From that date the history of Sir Evelyn Baring, who became Baron Cromer in 1892, G.C.B. in 1895, viscount in 1897, and earl in 1901, is the history of Egypt, and requires the barest mention of its salient points here. From the outset he realized that the task he had to perform could only be effected piecemeal and in detail, and his very first measure was one which, though severely criticized at the time, has been justified by events, and which in any case showed that he shirked no responsibility, and was capable of adopting heroic methods. He counselled the abandonment, at least temporarily, by Egypt of its authority in the Sudan provinces, already challenged by the mahdi. His views were shared by the British ministry of the day and the policy of abandonment enforced upon the Egyptian government. At the same time it was decided that efforts should be made to relieve the Egyptian garrisons in the Sudan and this resolve led to the mission of General C. G. Gordon (q.v.) to Khartum. Lord Cromer subsequently told the story of Gordon’s mission at length, making clear the measure of responsibility resting upon him as British agent. The proposal to employ Gordon came from the British government and twice Sir Evelyn rejected the suggestion. Finally, mistrusting his own judgment, for he did not consider Gordon the proper person for the mission, Baring yielded to pressure from Lord Granville. Thereafter he gave Gordon all the support possible, and in the critical matter of the proposed despatch of Zobeir to Khartum, Baring—after a few days’ hesitation—cordially endorsed Gordon’s request. The request was refused by the British government—and the catastrophe which followed at Khartum rendered inevitable.

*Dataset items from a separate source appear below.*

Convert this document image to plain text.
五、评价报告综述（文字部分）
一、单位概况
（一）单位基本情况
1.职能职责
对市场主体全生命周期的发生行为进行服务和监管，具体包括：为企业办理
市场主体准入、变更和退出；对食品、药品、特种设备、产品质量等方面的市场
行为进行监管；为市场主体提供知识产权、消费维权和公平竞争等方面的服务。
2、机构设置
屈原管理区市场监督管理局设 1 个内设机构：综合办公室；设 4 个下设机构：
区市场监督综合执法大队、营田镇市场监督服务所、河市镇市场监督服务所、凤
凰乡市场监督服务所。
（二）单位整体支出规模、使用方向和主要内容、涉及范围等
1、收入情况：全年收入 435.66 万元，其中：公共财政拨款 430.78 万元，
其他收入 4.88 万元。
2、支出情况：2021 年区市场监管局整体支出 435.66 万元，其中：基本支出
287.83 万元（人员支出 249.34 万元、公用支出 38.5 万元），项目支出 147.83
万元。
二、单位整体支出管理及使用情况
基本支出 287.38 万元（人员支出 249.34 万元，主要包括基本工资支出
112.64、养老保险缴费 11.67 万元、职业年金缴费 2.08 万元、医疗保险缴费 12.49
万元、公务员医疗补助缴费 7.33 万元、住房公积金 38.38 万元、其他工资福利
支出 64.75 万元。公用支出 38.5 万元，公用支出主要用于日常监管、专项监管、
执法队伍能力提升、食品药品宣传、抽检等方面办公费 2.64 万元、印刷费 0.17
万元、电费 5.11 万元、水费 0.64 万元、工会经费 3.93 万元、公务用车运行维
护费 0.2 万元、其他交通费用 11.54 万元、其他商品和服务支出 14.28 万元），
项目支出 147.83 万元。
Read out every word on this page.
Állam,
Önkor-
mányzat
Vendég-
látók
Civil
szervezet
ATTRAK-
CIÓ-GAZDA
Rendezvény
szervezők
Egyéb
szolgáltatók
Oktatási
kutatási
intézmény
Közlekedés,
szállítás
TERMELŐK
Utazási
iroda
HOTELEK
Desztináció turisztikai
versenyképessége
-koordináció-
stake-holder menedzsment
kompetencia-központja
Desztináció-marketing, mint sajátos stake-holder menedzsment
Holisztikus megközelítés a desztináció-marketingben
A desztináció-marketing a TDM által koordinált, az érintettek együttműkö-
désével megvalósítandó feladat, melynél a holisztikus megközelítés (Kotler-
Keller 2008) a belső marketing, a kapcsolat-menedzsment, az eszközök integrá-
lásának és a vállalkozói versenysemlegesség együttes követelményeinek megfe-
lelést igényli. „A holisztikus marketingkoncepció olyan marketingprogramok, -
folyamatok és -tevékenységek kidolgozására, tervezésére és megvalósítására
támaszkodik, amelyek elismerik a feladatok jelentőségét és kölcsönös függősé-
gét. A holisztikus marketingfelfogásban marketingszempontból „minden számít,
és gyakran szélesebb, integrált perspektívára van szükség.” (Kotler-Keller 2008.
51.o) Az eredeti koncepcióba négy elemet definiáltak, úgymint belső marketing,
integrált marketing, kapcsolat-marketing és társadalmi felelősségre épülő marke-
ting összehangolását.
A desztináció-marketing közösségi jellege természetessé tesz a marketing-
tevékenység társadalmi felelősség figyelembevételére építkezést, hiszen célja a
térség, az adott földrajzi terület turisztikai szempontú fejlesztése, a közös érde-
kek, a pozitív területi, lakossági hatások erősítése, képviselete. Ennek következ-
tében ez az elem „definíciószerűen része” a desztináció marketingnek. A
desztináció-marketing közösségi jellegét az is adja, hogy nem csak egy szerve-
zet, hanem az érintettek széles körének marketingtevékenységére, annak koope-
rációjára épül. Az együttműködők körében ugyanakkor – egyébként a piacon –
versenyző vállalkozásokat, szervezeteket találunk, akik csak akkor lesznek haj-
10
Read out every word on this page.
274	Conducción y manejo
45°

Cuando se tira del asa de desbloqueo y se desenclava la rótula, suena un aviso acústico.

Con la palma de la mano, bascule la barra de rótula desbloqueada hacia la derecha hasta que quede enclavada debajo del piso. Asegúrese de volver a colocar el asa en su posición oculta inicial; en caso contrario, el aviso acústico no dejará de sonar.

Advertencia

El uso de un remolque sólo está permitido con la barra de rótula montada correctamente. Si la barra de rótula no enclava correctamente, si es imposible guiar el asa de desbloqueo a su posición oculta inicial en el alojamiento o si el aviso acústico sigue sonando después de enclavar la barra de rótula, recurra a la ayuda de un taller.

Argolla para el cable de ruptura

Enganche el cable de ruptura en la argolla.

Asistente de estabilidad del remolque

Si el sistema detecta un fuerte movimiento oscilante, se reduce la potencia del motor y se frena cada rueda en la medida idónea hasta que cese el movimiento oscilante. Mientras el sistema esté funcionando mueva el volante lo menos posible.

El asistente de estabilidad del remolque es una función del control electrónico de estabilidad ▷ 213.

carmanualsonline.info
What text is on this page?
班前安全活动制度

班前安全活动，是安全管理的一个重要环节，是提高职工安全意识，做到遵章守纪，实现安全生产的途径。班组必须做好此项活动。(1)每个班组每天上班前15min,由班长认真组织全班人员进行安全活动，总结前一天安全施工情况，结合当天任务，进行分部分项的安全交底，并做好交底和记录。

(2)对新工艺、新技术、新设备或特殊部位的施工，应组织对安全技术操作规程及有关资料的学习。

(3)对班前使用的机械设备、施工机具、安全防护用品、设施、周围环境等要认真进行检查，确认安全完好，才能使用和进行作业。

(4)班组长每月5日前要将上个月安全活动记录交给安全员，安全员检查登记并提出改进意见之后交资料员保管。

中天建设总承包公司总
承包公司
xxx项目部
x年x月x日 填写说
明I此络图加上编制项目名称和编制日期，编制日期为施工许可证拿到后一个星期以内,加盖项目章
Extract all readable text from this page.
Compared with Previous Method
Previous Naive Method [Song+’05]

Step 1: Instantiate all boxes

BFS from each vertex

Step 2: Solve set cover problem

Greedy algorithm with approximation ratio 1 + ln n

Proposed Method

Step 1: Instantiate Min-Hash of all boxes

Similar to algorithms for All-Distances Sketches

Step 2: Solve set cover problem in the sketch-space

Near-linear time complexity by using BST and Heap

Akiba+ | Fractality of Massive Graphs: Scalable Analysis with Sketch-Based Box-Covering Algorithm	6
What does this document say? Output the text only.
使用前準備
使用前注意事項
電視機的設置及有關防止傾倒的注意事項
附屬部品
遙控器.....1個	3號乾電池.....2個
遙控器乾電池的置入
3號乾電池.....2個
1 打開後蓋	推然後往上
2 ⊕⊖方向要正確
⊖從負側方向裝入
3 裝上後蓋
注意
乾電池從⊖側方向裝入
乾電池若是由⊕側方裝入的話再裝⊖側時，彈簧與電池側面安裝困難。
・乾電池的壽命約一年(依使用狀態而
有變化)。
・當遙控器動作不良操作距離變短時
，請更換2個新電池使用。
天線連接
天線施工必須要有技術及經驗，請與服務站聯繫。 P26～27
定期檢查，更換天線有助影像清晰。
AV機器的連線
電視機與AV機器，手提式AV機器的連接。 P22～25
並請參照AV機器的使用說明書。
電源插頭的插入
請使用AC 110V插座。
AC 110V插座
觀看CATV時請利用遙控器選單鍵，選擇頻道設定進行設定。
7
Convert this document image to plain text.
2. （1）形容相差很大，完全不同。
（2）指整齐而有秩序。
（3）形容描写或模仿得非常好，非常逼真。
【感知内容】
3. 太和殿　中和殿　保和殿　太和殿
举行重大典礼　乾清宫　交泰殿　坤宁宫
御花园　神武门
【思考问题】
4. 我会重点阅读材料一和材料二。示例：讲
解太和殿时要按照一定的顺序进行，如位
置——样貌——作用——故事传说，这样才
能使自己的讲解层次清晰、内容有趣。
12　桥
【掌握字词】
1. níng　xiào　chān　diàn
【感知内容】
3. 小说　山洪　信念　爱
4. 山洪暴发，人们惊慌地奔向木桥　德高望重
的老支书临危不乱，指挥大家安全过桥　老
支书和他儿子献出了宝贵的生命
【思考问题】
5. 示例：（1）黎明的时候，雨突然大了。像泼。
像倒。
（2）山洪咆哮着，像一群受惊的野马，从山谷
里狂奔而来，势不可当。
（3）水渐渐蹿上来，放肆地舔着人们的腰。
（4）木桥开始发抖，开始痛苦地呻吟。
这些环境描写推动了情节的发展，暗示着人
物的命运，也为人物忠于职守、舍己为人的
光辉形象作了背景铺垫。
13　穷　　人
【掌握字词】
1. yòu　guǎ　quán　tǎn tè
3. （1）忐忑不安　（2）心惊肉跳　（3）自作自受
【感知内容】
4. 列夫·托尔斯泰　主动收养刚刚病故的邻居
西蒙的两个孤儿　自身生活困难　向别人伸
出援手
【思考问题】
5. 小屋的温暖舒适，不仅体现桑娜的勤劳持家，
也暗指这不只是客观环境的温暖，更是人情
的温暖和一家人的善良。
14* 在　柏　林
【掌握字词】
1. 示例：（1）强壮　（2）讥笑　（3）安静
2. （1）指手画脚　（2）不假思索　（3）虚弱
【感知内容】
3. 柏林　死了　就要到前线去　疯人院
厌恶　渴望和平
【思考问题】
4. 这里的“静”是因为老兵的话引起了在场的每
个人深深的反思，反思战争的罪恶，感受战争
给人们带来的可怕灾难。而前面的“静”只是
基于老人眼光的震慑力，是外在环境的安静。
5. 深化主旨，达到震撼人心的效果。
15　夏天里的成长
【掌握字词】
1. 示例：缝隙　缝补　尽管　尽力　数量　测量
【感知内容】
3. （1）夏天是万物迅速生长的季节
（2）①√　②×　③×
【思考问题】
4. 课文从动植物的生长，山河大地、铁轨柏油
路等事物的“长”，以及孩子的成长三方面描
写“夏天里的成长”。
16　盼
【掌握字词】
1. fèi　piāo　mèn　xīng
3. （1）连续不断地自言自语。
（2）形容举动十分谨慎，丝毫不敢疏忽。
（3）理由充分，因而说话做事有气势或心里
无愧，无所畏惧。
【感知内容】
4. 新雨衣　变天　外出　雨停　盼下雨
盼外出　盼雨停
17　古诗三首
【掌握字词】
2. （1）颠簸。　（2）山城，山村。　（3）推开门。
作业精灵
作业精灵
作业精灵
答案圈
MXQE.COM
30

The Sudan crisis being over, for the time, Sir Evelyn Baring set to work to reorganize Egypt itself. This work he attacked in detail. The very first essential was to regulate the financial situation; and in Egypt, where the entire revenue is based on the production of the soil, irrigation was of the first importance. With the assistance of Sir Colin Scott Moncrieff, in the public works department, and Sir Edgar Vincent, as financial adviser, these two great departments were practically put in order before he gave more than superficial attention to the rest. The ministry of justice was the next department seriously taken in hand, with the assistance of Sir John Scott, while the army had been reformed under Sir Evelyn Wood, who was succeeded by Sir Francis (afterwards Lord) Grenfell. Education, the ministry

  1. In 1892 Lord Dufferin wrote to Lord Cromer: “These institutions were a good deal ridiculed at the time, but as it was then uncertain how long we were going to remain, or rather how soon the Turks might not be reinvested with their ancient supremacy, I desired to erect some sort of barrier, however feeble, against their intolerable tyranny.” In 1906 Lord Cromer bore public testimony to the good results of the measures adopted on Lord Dufferin’s “statesmanlike initiative.” Such results were, however, only possible in consequence of the continuance of the British occupation.